Unlike “Nearing the End of Life,” intended for people inexperienced with death and dying, the audience for “Care at the Time of Death” is nurses working with terminal patients. You can learn a lot from reading what isn’t necessarily intended for your eyes. Consider this passage:   

Written information, such as pamphlets, can be provided, but should be regarded as supplementary (see Final Days, page 47). Family members usually do not understand the implications of some of the observable changes, and these should be explained. For example, a primary nurse may tell the family that mottling is increasing, the patient is becoming less responsive, and his blood pressure is decreasing— and family members who have been sitting vigil continuously might decide to go home to rest, unaware that what they have just been told indicates that their loved one will probably die within the next few hours.

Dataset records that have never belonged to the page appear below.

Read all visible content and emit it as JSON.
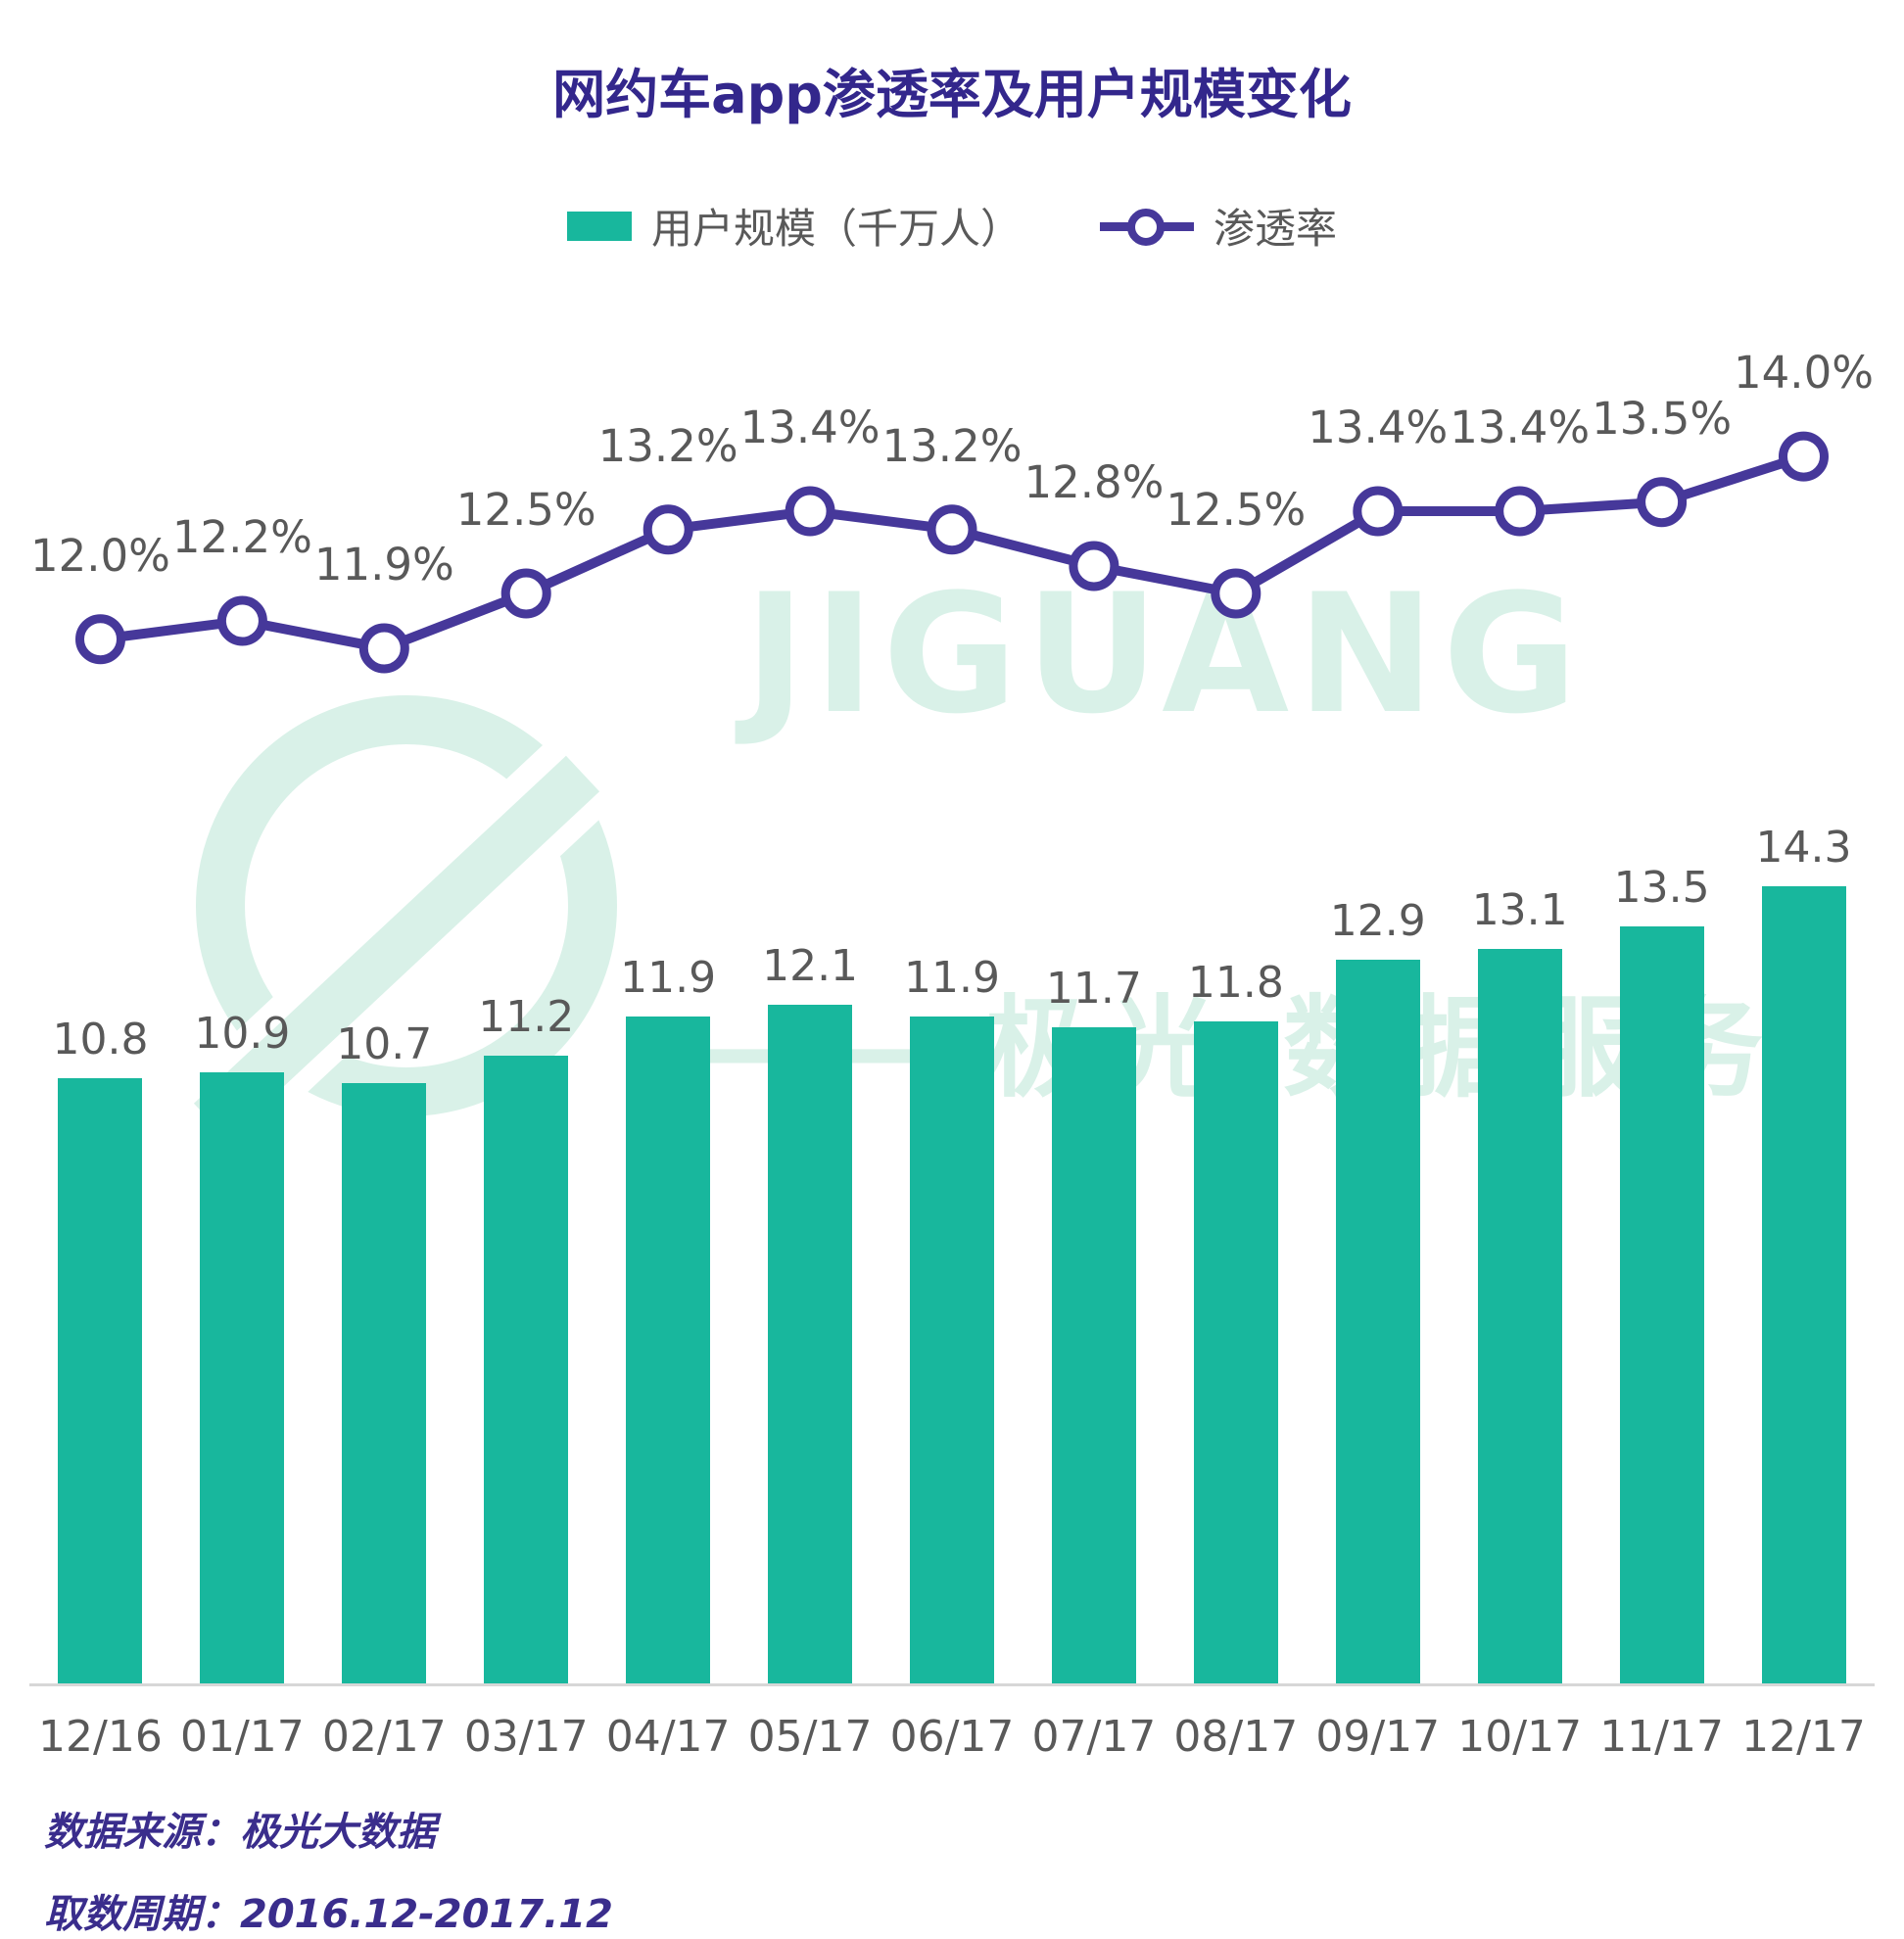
{
  "title": "网约车app渗透率及用户规模变化",
  "legend": {
    "bar_label": "用户规模（千万人）",
    "line_label": "渗透率"
  },
  "watermark": {
    "brand": "JIGUANG",
    "brand_cn": "—— 极光 数据服务"
  },
  "footer": {
    "source": "数据来源：极光大数据",
    "period": "取数周期：2016.12-2017.12"
  },
  "colors": {
    "bar": "#18b79d",
    "line": "#46389a",
    "title": "#33278c",
    "text": "#595959",
    "footer": "#3a2d8c",
    "watermark": "#d9f1e8"
  },
  "chart_data": {
    "type": "bar",
    "title": "网约车app渗透率及用户规模变化",
    "categories": [
      "12/16",
      "01/17",
      "02/17",
      "03/17",
      "04/17",
      "05/17",
      "06/17",
      "07/17",
      "08/17",
      "09/17",
      "10/17",
      "11/17",
      "12/17"
    ],
    "series": [
      {
        "name": "用户规模（千万人）",
        "type": "bar",
        "unit": "千万人",
        "values": [
          10.8,
          10.9,
          10.7,
          11.2,
          11.9,
          12.1,
          11.9,
          11.7,
          11.8,
          12.9,
          13.1,
          13.5,
          14.3
        ]
      },
      {
        "name": "渗透率",
        "type": "line",
        "unit": "%",
        "values": [
          12.0,
          12.2,
          11.9,
          12.5,
          13.2,
          13.4,
          13.2,
          12.8,
          12.5,
          13.4,
          13.4,
          13.5,
          14.0
        ]
      }
    ],
    "bar_ylim": [
      0,
      14.3
    ],
    "line_ylim": [
      11.5,
      14.5
    ],
    "grid": false,
    "legend_position": "top"
  }
}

I appreciate Pitorak reminding her readers — experienced nurses — how easily people in one field forget that their language and knowledge are not universally understood.

More Resources

Growth House, Inc. : Here’s a source I came across very recently that I intend to look at soon. Its mission statement suggests it should be a good place to begin reading about this topic:

Our Mission: Growth House, Inc., provides education about life-threatening illness and end of life care. Our primary mission is to improve the quality of compassionate care for people who are dying through public education and global professional collaboration. Our search engine gives you access to the Internet’s most comprehensive collection of reviewed resources for end-of-life care.

Duke Institute on Care at the End of Life: This useful site has its own list of resources to follow up.